Sue Perkins felt "bereaved" when she was told she was infertile.

Sue Perkins

Sue Perkins

The 'Great British Bake Off' host was diagnosed with having a benign brain tumour in her pituitary gland, which meant she couldn't have children, in 2007 and admits she took the news harder than she expected she ever would.

She said: "It really did hit me, as it hits a lot of people, I'm sure, when it's too late, this is not going to happen. I can't now have it as an out-of-sight, out-of-mind possibility, lurking.

"It's just not going to happen, it's not going to ever be part of my life. And although I never yearned to physically have my own child, it felt like a bereavement. It really did."

The 45-year-old presenter was disappointed with how it was handled by her doctor, but it took her a year to complain.

Recalling her conversation with the medical professional at the time, she claims he told her it had "made it easier" to give her the sad news when she told him she was gay.

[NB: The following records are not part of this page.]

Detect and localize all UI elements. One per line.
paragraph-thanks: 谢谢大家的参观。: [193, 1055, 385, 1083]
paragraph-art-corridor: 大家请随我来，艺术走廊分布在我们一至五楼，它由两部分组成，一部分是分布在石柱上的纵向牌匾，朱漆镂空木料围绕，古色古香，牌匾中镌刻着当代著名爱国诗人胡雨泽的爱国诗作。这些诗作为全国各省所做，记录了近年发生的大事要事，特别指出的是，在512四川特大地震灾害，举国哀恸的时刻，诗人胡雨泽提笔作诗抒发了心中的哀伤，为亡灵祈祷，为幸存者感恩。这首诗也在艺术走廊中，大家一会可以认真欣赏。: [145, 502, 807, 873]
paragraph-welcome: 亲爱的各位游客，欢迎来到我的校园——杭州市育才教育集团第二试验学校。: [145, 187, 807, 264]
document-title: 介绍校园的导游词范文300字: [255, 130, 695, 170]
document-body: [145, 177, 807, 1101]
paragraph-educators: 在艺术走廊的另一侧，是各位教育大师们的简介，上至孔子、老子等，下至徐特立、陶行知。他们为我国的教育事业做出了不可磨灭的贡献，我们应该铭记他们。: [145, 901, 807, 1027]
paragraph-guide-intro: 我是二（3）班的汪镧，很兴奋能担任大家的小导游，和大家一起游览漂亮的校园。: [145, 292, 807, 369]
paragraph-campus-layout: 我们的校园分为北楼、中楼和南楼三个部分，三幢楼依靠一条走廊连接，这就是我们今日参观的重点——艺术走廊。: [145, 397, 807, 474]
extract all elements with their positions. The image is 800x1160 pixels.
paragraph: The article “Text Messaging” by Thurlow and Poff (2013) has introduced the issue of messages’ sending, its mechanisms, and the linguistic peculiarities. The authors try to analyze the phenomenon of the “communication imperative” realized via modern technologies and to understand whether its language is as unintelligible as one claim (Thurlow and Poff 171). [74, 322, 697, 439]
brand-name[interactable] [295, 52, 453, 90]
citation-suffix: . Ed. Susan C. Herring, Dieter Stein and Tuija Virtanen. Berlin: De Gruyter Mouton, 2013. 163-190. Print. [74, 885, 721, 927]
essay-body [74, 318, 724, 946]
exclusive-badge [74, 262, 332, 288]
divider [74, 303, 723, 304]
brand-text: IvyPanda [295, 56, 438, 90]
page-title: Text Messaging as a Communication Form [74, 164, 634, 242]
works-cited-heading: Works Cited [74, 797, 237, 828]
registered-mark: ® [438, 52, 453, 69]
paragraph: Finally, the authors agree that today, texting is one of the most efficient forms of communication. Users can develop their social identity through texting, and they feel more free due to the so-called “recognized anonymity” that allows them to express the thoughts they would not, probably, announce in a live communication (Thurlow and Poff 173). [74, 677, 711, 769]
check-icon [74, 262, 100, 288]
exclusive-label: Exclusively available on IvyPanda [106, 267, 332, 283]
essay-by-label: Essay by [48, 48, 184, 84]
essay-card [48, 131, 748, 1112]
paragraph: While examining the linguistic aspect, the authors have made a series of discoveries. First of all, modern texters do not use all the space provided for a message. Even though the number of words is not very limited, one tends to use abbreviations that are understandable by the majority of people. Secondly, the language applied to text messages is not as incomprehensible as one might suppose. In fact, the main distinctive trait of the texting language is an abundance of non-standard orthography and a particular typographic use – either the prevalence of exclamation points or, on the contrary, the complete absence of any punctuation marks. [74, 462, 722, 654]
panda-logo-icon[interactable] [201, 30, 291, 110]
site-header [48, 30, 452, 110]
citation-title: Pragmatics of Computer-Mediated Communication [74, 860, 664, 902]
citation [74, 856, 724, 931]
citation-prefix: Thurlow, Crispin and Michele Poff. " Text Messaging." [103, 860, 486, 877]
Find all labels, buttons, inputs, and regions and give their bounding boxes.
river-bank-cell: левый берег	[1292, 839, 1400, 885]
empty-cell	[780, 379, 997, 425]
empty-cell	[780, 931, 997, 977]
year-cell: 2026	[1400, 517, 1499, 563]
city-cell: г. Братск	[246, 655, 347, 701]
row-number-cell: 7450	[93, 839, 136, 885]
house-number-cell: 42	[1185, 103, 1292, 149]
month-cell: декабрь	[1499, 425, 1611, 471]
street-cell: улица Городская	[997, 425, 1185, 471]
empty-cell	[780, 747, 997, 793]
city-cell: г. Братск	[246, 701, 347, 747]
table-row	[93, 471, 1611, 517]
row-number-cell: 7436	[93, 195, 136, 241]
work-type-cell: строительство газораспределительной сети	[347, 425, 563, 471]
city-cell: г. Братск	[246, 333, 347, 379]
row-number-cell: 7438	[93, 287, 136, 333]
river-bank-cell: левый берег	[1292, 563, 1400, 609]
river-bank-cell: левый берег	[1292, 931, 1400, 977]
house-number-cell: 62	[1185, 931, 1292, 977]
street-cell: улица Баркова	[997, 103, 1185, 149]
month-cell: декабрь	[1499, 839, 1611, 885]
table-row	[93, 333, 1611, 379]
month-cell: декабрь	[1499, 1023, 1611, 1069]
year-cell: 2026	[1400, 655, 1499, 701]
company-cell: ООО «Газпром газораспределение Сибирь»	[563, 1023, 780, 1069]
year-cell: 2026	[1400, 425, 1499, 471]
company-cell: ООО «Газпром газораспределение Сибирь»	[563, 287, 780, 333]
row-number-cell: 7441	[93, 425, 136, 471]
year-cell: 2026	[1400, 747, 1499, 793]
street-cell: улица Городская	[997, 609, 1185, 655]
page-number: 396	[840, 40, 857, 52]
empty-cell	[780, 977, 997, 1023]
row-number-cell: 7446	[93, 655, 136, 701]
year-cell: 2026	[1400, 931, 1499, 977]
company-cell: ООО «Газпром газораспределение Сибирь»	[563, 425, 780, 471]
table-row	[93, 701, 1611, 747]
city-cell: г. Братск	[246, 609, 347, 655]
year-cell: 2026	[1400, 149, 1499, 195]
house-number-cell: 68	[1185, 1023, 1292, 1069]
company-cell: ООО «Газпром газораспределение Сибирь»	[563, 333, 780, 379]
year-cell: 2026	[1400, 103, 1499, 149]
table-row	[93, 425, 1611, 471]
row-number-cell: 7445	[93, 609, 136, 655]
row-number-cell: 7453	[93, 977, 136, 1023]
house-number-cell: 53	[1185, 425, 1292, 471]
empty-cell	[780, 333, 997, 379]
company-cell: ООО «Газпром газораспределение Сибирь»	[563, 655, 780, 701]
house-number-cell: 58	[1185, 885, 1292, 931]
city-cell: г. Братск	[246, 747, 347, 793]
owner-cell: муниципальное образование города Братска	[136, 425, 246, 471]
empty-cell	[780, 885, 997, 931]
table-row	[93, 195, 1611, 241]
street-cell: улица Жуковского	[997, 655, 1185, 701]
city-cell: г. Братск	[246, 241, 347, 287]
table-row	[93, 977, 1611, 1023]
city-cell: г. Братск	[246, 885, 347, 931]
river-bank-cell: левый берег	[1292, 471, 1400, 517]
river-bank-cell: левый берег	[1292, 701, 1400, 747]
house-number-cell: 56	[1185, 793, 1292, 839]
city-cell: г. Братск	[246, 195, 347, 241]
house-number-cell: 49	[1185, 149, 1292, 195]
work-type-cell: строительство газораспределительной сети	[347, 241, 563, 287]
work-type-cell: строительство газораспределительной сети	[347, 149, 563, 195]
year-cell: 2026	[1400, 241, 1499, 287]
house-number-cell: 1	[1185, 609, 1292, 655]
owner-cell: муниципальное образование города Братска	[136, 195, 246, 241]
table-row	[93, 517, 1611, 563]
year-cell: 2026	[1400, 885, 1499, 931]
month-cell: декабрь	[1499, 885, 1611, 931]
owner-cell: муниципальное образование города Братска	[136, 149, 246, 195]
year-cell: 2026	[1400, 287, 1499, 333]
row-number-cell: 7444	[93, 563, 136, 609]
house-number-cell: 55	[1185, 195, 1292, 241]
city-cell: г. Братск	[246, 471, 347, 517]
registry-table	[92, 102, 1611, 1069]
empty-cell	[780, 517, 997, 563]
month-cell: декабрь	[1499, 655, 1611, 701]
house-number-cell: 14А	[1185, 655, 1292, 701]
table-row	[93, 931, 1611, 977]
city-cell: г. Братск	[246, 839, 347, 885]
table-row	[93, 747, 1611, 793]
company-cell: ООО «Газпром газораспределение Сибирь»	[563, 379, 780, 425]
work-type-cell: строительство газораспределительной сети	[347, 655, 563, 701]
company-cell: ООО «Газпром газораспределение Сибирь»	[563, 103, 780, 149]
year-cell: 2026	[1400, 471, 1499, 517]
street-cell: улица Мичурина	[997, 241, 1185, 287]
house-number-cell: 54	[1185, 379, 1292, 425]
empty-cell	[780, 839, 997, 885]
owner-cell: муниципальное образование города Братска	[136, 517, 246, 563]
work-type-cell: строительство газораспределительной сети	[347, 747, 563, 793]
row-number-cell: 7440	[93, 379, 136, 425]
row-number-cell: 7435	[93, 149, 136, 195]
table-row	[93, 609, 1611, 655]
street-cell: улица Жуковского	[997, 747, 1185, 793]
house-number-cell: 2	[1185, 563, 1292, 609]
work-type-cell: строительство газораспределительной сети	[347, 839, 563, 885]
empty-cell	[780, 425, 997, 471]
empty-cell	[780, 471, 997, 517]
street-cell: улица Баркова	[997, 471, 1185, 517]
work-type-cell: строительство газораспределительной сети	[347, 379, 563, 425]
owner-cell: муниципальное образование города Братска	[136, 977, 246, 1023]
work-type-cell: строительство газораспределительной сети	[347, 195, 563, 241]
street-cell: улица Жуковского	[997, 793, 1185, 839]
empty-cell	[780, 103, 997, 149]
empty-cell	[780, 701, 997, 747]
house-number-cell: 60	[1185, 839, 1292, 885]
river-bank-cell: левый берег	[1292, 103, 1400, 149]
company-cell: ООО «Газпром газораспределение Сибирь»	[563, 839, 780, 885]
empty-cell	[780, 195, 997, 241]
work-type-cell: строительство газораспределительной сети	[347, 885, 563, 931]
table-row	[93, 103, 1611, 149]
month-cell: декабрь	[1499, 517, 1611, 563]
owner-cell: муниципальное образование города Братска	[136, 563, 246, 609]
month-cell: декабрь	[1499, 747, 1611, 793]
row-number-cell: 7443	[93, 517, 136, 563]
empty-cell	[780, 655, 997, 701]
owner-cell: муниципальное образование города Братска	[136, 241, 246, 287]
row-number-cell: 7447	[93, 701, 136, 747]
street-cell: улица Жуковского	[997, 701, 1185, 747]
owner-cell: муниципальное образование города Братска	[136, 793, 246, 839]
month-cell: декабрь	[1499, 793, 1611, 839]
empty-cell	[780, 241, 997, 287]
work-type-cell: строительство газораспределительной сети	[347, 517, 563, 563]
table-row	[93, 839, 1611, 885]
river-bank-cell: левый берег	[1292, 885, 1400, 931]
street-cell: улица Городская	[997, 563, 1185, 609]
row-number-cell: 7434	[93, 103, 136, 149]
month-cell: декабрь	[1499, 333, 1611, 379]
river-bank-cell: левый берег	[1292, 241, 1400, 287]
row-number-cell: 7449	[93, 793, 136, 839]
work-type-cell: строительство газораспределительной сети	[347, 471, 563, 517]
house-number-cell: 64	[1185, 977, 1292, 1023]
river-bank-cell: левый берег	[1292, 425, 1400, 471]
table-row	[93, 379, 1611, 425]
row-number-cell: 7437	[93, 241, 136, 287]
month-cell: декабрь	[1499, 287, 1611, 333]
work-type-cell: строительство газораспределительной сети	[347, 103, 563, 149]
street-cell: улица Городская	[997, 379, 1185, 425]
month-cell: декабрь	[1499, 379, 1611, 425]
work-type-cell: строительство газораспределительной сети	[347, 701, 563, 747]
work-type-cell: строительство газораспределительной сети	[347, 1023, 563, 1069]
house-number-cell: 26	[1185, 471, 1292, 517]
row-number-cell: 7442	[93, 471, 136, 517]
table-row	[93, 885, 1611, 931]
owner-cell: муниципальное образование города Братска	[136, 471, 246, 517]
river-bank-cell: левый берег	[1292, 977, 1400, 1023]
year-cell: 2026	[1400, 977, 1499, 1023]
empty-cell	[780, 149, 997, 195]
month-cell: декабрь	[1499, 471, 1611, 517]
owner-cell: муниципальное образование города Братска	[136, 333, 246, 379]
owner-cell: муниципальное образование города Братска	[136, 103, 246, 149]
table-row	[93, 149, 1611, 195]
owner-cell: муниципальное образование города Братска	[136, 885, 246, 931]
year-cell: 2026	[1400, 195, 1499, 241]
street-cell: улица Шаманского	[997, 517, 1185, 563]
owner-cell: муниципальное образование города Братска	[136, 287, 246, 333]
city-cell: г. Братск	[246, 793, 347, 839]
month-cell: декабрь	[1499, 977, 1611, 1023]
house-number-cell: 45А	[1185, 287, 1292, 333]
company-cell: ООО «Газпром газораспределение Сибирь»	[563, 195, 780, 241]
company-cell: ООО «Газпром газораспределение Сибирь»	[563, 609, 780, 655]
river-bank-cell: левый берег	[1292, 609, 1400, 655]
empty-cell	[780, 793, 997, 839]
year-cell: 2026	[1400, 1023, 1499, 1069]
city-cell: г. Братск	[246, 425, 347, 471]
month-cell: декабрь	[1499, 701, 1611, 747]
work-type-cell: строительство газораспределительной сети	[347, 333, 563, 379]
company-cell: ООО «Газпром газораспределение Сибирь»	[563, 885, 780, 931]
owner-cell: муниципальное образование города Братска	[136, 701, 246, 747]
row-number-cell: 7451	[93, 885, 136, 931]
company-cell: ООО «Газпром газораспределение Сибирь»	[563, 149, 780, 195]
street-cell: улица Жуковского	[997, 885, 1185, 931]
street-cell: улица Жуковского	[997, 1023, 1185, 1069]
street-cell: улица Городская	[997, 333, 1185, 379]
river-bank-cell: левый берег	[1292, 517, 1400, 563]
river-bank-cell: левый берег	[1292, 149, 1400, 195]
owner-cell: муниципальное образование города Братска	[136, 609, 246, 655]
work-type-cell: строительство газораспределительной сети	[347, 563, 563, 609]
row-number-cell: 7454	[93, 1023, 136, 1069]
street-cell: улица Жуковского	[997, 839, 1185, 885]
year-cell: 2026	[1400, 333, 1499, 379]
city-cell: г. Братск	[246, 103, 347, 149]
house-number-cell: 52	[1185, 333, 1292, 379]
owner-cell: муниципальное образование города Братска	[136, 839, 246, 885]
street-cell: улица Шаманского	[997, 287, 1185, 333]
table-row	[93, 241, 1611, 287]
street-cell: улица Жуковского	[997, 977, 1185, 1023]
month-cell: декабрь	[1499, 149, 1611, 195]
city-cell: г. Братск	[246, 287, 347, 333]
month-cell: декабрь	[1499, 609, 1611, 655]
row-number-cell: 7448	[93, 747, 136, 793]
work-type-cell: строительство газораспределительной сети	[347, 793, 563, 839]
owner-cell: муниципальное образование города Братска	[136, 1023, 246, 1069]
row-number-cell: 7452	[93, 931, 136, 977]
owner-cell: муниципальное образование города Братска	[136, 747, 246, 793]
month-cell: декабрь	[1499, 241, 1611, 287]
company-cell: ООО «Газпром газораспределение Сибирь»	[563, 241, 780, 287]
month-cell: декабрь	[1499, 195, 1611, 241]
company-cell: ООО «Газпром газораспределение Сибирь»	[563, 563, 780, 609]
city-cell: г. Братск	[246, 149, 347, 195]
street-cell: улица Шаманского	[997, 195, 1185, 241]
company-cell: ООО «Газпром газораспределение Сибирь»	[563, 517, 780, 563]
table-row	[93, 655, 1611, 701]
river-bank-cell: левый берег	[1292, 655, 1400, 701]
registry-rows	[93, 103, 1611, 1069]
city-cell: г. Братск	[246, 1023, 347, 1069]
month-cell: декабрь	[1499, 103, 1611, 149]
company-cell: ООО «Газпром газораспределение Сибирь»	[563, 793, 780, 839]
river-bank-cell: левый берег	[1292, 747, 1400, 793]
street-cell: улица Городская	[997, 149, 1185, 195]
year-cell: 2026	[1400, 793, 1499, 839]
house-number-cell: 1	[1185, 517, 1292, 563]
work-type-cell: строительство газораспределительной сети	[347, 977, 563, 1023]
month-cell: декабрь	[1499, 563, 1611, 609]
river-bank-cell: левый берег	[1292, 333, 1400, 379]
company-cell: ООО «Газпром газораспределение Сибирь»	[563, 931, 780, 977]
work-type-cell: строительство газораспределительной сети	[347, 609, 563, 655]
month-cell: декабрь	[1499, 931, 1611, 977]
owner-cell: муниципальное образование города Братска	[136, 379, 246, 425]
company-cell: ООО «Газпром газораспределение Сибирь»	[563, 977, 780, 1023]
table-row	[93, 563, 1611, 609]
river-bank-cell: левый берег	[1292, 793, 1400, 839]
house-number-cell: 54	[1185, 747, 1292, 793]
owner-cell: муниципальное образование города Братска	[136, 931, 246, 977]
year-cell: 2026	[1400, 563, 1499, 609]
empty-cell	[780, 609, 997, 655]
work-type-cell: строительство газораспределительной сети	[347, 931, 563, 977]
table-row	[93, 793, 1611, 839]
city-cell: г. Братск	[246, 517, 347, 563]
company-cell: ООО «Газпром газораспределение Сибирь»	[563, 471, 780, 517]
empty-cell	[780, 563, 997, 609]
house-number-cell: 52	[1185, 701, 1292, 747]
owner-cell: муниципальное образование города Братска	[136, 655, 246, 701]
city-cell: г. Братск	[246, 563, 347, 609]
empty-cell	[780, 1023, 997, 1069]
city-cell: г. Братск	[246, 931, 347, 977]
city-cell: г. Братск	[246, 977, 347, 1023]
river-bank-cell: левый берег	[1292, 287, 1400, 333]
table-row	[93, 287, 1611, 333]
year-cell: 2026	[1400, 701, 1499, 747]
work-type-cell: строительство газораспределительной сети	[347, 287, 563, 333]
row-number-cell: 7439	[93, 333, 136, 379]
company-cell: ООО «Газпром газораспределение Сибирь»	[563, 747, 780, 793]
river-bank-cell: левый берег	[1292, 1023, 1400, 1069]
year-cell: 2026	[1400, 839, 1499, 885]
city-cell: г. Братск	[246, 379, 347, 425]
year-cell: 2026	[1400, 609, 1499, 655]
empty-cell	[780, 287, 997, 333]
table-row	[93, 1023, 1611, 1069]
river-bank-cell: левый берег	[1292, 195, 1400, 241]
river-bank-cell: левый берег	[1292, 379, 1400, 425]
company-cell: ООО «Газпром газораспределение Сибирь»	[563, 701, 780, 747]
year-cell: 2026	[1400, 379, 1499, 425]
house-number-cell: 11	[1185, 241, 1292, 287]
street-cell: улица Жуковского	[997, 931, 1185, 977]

Speaking to The Sunday Times magazine, she questioned: "Am I not human and am I not somebody who could be a lovely, wonderful mother? ... Sometimes I get into the mindset that being heterosexual is a brave new world because you can conceive, and you can work out the rest of it, once you're pregnant.

"For me, it just felt like I was sitting there with a pencil going, 'What's the best way to have a daddy? What's the best way to have two mummies?' And it just felt like I just had a f***ing pencil in my hand, and this isn't the way to start being a mother and that's what was really painful."